No documento Camila Portella Neves.pdf (páginas 73-81)

Como se observou nos capítulos anteriores, a capacidade de compreensão do deficiente visual, seja no que tange ao que este apreende quando assiste televisão ou de suas atividades rotineiras, advém da capacidade desses sujeitos elaborarem imagens, ou mapas mentais e que isso não seria possível sem a percepção. Em outras palavras, o conjunto desses mapas mentais possibilita que o deficiente elabore uma série de proposições capazes de o encaminharem à simulação do mundo ao seu redor.

É certo que tal conhecimento é adquirido ao longo dos anos, com o desenvolvimento das operações cognitivas do homem. Neste sentido, a pessoa não pode apenas identificar sinais brutos, mas precisa exercer uma atividade de discriminação, reconhecimento, identificação dos sinais que o ambiente infere para que a partir deles possam elaborar mapas mentais. É um processo de registro temporário ou mesmo permanente das informações que vem à mente para compreensão do significado que é seguida por um ajuste às estruturas cognitivas existentes.

Reforçando este pensamento, em pesquisa anteriormente descrita, 100% dos DVs entrevistados acredita que, ao assistir TV, conseguem imaginar o que está sendo repassado. E mais, 97% acredita que tal imaginação é a responsável pela compreensão do que é transmitido.

A atividade dos deficientes visuais de assistir televisão desencadeia operações perceptivas sinestésicas, advindas da capacidade desses sujeitos elaborarem uma discriminação polissensível.

A palavra “Poli” indica muitos, vários. Já sensível diz respeito à ação dos sentidos, isto é, aquilo que pode ser percebido pelos sentidos, o mundo sensível.

Assim, o DV, sem contar com o acesso à imagem, consegue apreender o que é repassado pela televisão através da discriminação sonora a qual é capaz de provocar diversas associações através do modo polissensível como é capaz de experimentar as sensações.

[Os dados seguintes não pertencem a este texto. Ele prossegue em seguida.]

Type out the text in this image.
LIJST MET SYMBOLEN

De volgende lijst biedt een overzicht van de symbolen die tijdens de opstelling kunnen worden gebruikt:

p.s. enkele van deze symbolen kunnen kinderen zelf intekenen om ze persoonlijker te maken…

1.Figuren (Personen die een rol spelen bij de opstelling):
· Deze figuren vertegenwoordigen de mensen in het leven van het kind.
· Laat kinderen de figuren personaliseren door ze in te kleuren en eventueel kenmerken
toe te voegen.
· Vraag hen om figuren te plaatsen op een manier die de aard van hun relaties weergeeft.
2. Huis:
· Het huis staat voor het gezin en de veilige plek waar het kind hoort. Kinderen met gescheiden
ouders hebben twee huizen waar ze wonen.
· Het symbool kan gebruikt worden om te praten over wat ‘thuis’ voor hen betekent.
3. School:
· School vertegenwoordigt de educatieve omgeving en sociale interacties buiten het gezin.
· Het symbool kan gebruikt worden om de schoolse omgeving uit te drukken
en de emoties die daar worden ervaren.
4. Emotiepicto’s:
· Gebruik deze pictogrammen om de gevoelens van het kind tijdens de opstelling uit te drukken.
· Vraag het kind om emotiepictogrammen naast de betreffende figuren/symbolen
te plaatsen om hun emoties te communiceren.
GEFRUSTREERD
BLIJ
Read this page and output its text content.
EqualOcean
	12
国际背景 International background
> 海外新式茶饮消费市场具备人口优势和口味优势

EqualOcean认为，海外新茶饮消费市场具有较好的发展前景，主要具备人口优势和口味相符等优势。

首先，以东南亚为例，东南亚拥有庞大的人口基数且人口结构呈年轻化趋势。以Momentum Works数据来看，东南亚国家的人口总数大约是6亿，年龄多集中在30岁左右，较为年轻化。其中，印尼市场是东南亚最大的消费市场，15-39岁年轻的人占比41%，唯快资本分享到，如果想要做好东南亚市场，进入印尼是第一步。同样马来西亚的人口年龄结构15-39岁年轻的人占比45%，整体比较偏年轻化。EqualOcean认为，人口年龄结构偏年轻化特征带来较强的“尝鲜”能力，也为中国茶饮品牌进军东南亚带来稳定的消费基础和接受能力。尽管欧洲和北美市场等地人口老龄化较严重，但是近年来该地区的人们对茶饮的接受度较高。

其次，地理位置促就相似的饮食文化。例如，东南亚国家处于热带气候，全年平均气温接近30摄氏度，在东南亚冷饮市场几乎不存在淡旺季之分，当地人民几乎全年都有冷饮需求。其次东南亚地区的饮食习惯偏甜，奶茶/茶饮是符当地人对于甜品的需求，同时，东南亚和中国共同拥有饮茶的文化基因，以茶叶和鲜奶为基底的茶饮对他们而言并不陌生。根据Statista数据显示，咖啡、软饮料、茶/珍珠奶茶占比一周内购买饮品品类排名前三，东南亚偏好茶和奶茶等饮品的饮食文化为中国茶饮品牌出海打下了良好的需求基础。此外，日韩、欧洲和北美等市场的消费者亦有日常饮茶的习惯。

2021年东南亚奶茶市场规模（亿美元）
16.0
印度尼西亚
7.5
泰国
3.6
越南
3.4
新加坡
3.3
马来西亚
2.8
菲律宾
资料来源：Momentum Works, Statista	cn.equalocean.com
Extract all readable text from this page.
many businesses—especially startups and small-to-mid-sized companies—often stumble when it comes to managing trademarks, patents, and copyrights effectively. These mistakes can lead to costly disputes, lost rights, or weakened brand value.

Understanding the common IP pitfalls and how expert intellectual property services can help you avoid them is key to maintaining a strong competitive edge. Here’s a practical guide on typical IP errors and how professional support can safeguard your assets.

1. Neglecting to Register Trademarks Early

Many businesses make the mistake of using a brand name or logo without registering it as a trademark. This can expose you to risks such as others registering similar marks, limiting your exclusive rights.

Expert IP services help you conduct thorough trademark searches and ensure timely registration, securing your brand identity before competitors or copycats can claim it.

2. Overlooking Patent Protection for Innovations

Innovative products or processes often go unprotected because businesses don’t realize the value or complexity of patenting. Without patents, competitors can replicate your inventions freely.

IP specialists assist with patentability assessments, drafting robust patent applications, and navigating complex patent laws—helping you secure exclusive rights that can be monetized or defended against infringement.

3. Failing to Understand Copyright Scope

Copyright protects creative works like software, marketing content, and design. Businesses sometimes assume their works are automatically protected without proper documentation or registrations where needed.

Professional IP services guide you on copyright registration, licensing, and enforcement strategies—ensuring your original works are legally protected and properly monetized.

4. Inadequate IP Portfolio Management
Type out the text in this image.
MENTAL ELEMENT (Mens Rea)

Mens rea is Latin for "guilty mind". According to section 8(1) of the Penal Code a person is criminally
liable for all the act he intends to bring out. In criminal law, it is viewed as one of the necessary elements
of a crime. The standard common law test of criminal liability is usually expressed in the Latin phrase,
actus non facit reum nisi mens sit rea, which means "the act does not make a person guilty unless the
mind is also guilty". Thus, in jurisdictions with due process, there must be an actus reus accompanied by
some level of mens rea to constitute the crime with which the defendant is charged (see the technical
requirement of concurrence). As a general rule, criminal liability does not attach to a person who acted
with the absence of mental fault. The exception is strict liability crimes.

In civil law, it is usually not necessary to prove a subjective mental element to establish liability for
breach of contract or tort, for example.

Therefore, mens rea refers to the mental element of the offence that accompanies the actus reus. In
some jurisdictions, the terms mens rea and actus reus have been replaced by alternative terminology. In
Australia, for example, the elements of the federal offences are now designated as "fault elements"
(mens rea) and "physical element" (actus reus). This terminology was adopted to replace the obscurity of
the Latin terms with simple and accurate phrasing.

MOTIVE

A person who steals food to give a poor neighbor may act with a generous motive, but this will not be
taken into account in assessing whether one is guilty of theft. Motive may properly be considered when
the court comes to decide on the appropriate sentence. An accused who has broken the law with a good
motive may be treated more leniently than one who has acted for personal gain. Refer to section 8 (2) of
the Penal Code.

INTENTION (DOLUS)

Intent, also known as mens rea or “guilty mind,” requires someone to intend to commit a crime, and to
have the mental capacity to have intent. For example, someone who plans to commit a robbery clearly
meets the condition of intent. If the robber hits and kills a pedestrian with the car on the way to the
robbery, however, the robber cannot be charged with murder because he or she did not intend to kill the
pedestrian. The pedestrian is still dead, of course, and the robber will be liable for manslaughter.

Portanto o som, em seu caráter comunicativo, ultrapassa as questões da audição, assumindo um perfil polissensível, pois admite a operação de todos os demais sentidos os quais, em simultaneidade, funcionam de modo a levar à compreensão e interpretação do que está sendo repassado pela televisão.

Em verdade, não é o som o grande responsável pela formação de imagens mentais as quais geram a compreensão e elaboração do que o DV assiste na TV, mas sim a série se sensações causadas pela discriminação sonora, que é decorrente de uma discriminação polissensível. Sendo assim, o som é aqui entendido como resultado de operações cognitivas que registram uma maneira peculiar de perceber o mundo.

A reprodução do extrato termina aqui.